"They shared their stories with us, but they didn't complain," said Cardenas, a Democrat running for Congress in the San Fernando Valley, "and they didn't want to hear complaints."
Benjamin Campos, a Republican accountant from Lakewood running in a district that stretches north from his hometown to South El Monte, said that will to overcome remained a central principle in his father's life even decades after he left the avocado groves and landed a job at the Firestone tire plant in Paramount. Like Cardenas, Campos was born after his parents left the fields and settled in the city.
State Sen.
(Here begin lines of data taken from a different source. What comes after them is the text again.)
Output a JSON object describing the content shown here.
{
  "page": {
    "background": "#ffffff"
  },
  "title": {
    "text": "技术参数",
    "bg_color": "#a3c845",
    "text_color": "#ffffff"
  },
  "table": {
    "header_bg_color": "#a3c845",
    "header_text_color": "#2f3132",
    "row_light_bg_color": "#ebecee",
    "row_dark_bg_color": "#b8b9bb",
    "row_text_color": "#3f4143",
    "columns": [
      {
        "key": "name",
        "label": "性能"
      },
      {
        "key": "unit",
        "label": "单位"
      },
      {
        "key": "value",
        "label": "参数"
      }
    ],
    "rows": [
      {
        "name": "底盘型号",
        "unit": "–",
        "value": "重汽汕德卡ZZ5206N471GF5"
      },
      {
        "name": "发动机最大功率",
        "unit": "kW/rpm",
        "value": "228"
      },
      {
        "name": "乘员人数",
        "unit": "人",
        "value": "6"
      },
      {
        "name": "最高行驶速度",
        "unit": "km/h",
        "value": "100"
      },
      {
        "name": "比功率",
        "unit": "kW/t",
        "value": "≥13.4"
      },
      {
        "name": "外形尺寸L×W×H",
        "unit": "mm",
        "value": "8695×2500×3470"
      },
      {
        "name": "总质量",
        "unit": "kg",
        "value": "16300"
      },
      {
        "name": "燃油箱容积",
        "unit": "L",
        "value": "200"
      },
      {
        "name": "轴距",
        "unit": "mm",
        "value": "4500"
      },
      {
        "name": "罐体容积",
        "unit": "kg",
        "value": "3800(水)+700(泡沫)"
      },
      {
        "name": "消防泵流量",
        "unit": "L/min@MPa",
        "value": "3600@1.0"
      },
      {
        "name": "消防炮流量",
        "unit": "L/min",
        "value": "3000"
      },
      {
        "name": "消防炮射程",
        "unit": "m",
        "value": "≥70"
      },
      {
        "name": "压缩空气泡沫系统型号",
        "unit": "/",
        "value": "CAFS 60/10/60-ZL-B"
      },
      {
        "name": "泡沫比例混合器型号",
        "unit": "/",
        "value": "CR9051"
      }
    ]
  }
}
Juan Vargas grew up on a chicken ranch near National City, crammed into a tiny house with nine brothers and sisters — so poor that, were it not for free eggs and fryers, there would have been hungry nights.
Still, the home was a step up from when he father was picking tomatoes as a bracero in Otay Mesa.
Vargas' mother ruled the roost with love, discipline and a faithful Catholic's belief that her children "had a duty to make the world a better place," he said.
"Back East, there is that sort of pride of an immigrant making it from the bottom up. There's a feeling of a shared experience," said Vargas, whose wife came from a family of Italian stonemasons who settled in New York. "You don't see that out here … but, oftentimes, our stories are just as heroic."
Raul Ruiz's mother, who arrived in the Coachella Valley in the late 1960s to pick peppers under the hot desert sun, pushed her children to study and work hard, saying those traits, not the family's modest beginnings, would shape their lives.
"There are people who think that because you work in the fields, or because you are poor, or because you are from Mexico, that you are less," Blanca Ruiz said. "You learn that who you are is more important than what you own."
Raul Ruiz, 40, now an emergency room doctor at Eisenhower Medical Center in Rancho Mirage, said he never forgot the pride and self-reliance of the workers in the fields and the packinghouses.
While a student at Coachella Valley High School in 1990, he raised about $2,000 walking door-to-door, asking shopkeepers and residents to help pay his college tuition.
He promised to become a doctor and to return to the valley to care for those in need.
In 2007, after graduating from Harvard Medical School, he did. While working at community clinics, he saw immigrant towns in the southern Coachella Valley overwhelmed by despair.
"My father told me never to complain," he said, "if you're not going to be part of the solution."